If the server was having trouble starting, we would print a lot of
unnecessary stuff from iptables. We shouldn't even have bothered *starting*
iptables if the server was dead anyway.
Previous versions depended on having 'sudo' in your PATH. Now that we can
feel safe that --iptables will clean up properly when you exit, and it
doesn't need to authenticate twice, the advantages of sudo aren't strictly
needed. Good old 'su' is a reasonable fallback - and everybody has it,
which is nice.
Unfortunately su doesn't let you redirect stdin, so I had to play a stupid
fd trick to make it work.
Now the sudo iptables subprocess persists for the entire life of sshuttle.
The benefits of this are:
- no need to authenticate again at shutdown (failure of which could cause us
to not clean up iptables)
- if the main process dies unexpectedly, iptables still gets cleaned up
- the password prompt can happen *before* starting the ssh/server process,
which means it'll stand out and the password prompt won't be overwritten.
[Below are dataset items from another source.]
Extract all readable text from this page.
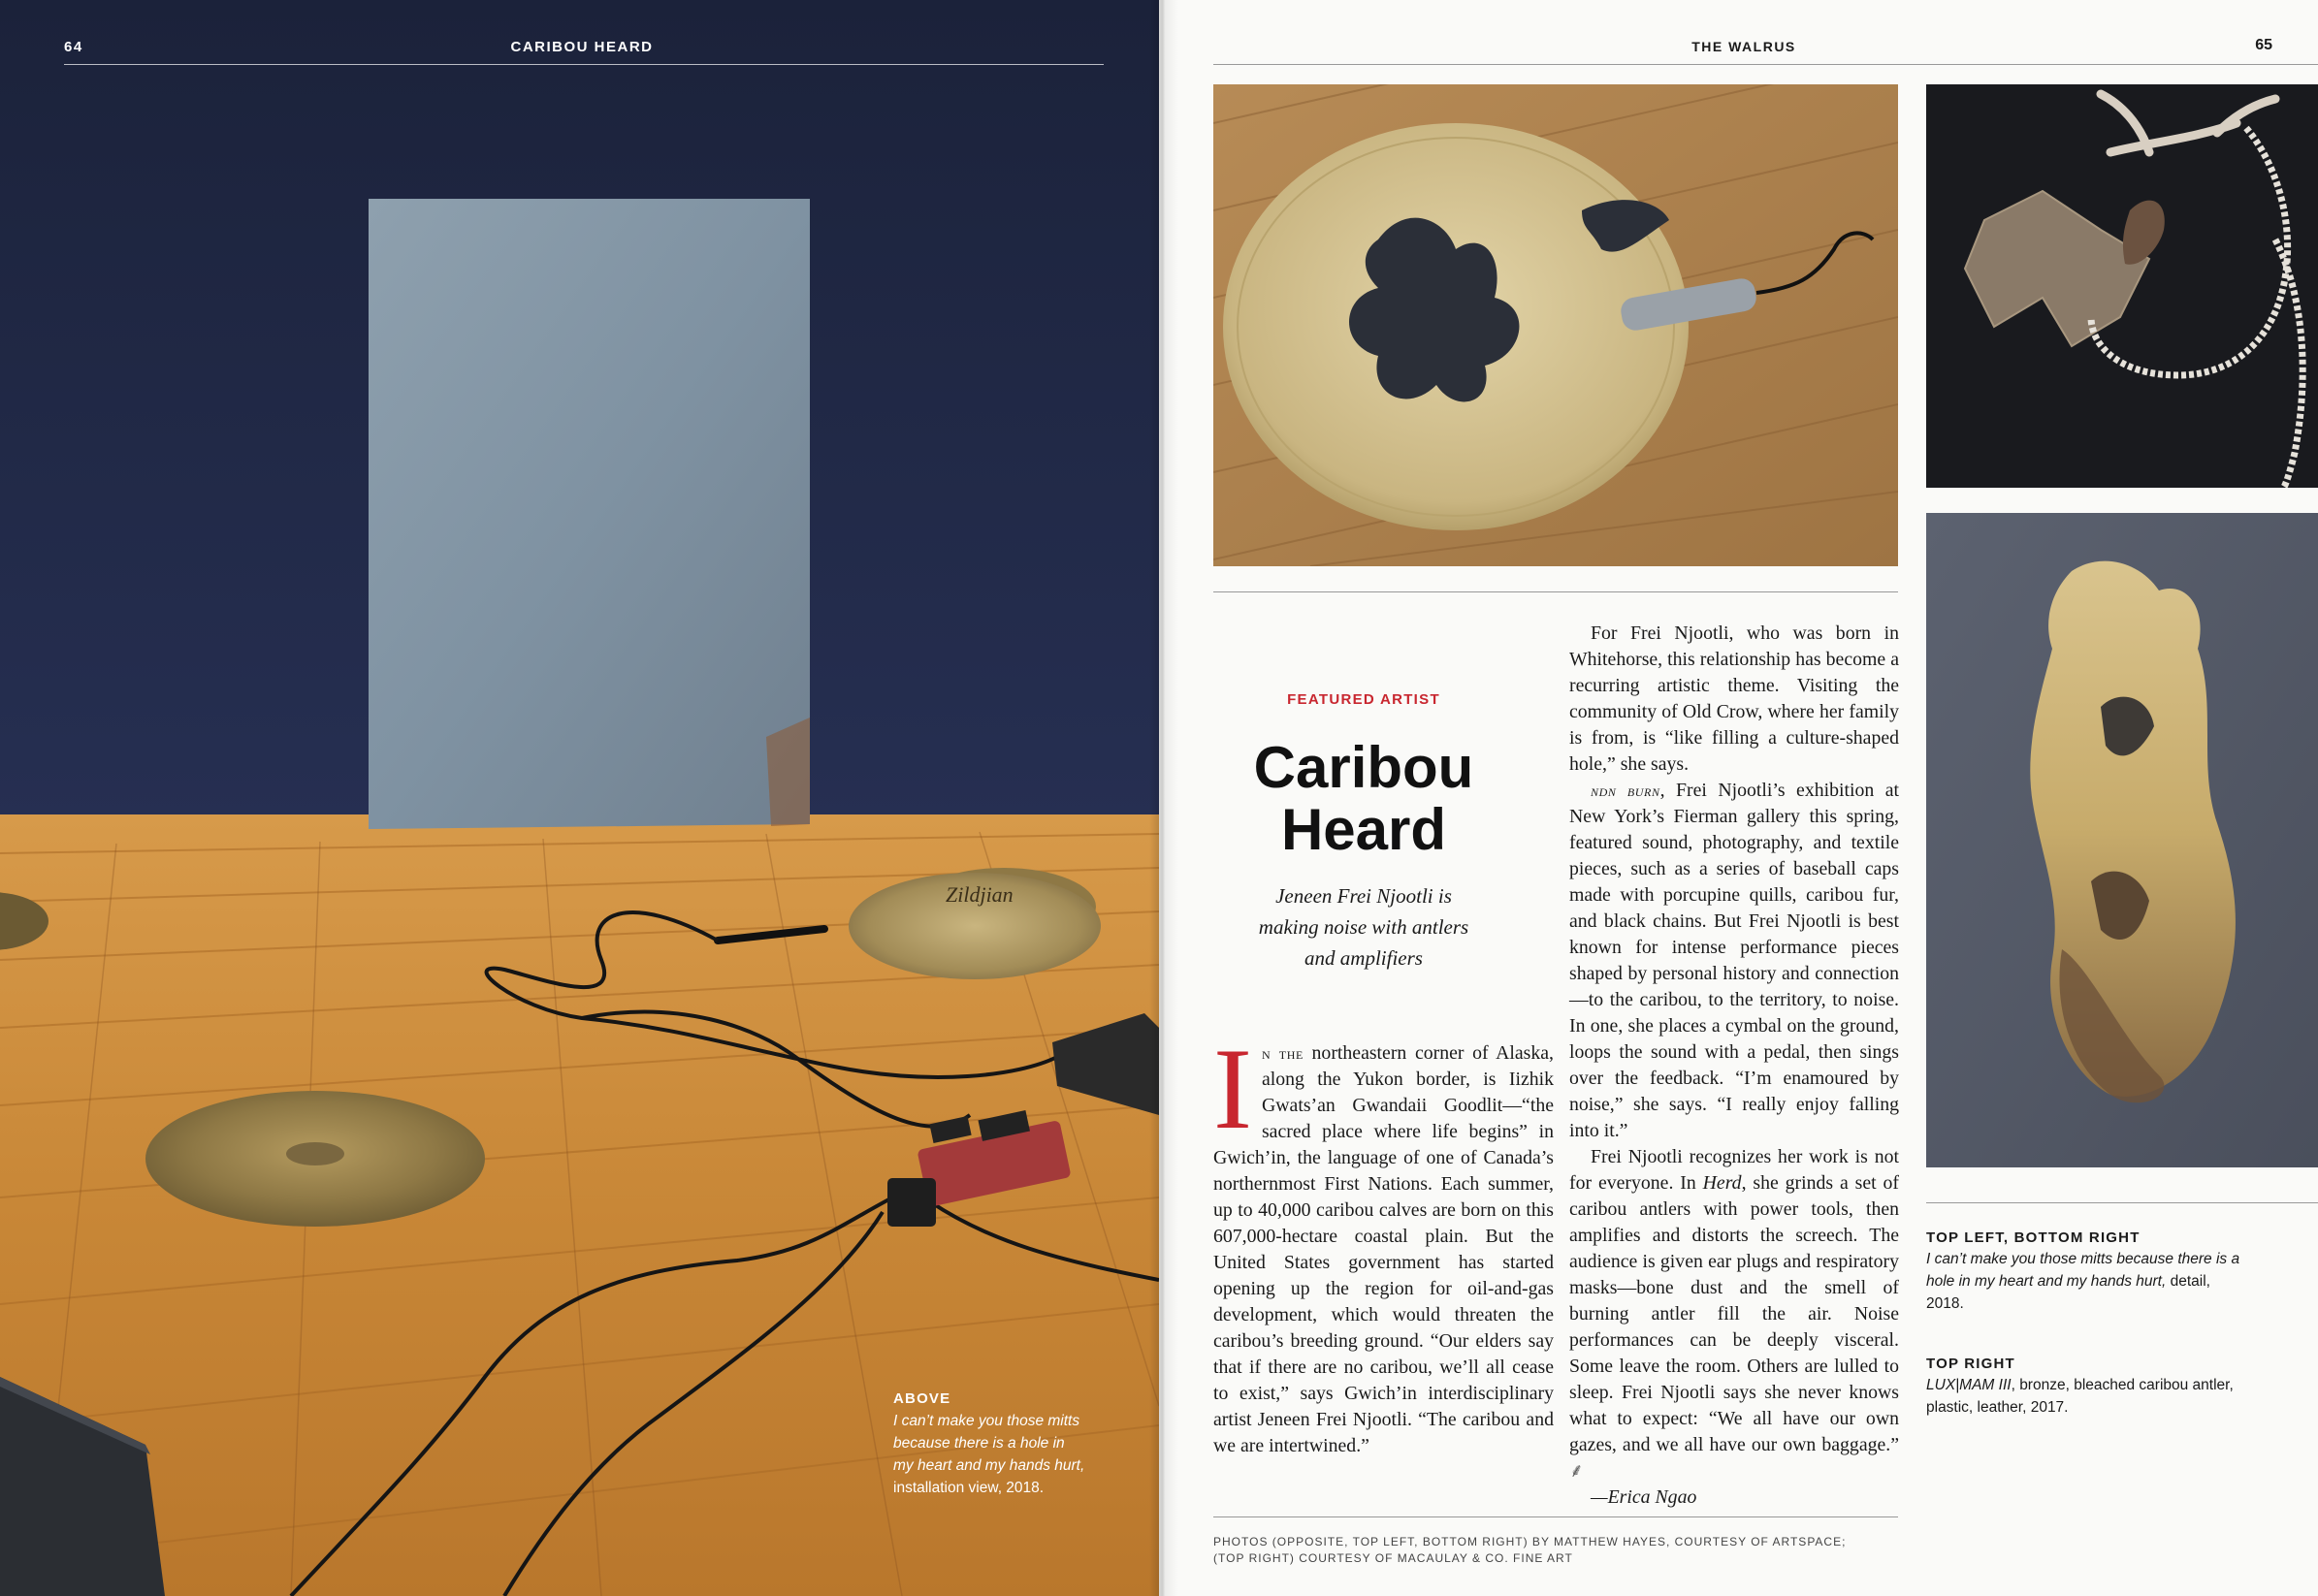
Zildjian
64	CARIBOU HEARD
ABOVE
I can’t make you those mitts because there is a hole in my heart and my hands hurt, installation view, 2018.
THE WALRUS	65
FEATURED ARTIST
Caribou
Heard
Jeneen Frei Njootli is
making noise with antlers
and amplifiers

In the northeastern corner of Alaska, along the Yukon border, is Iizhik Gwats’an Gwandaii Goodlit—“the sacred place where life begins” in Gwich’in, the language of one of Canada’s northernmost First Nations. Each summer, up to 40,000 caribou calves are born on this 607,000-hectare coastal plain. But the United States government has started opening up the region for oil-and-gas development, which would threaten the caribou’s breeding ground. “Our elders say that if there are no caribou, we’ll all cease to exist,” says Gwich’in interdisciplinary artist Jeneen Frei Njootli. “The caribou and we are intertwined.”

For Frei Njootli, who was born in Whitehorse, this relationship has become a recurring artistic theme. Visiting the community of Old Crow, where her family is from, is “like filling a culture-shaped hole,” she says.

ndn burn, Frei Njootli’s exhibition at New York’s Fierman gallery this spring, featured sound, photography, and textile pieces, such as a series of baseball caps made with porcupine quills, caribou fur, and black chains. But Frei Njootli is best known for intense performance pieces shaped by personal history and connection—to the caribou, to the territory, to noise. In one, she places a cymbal on the ground, loops the sound with a pedal, then sings over the feedback. “I’m enamoured by noise,” she says. “I really enjoy falling into it.”

Frei Njootli recognizes her work is not for everyone. In Herd, she grinds a set of caribou antlers with power tools, then amplifies and distorts the screech. The audience is given ear plugs and respiratory masks—bone dust and the smell of burning antler fill the air. Noise performances can be deeply visceral. Some leave the room. Others are lulled to sleep. Frei Njootli says she never knows what to expect: “We all have our own gazes, and we all have our own baggage.” ⸙

—Erica Ngao

PHOTOS (OPPOSITE, TOP LEFT, BOTTOM RIGHT) BY MATTHEW HAYES, COURTESY OF ARTSPACE;
(TOP RIGHT) COURTESY OF MACAULAY & CO. FINE ART
TOP LEFT, BOTTOM RIGHT
I can’t make you those mitts because there is a hole in my heart and my hands hurt, detail, 2018.
TOP RIGHT
LUX|MAM III, bronze, bleached caribou antler, plastic, leather, 2017.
It seems ssh is kind of stupid and uses a really big SO_SNDBUF (hundreds of
kbytes). Thus, we can't depend on the socket's output buffer to limit our
latency down to something reasonable. Instead, limit the amount of data we
can send in a single round trip.
Now if we aren't given an explicit port, we always initiate the port search
at 12300 and count upward looking for an available port.
Normally the kernel will assign us a random port, but that's not ideal
in our case because we'd like to use the same port numbers whenever
possible; that avoids piling up crap inside iptables in the (hopefully
unlikely) event that we die without cleaning up correctly.
When regenerating outgoing connections, we set TTL=42 to prevent re-proxying
of requests. That's a little hacky, but at least it avoids infinite loops.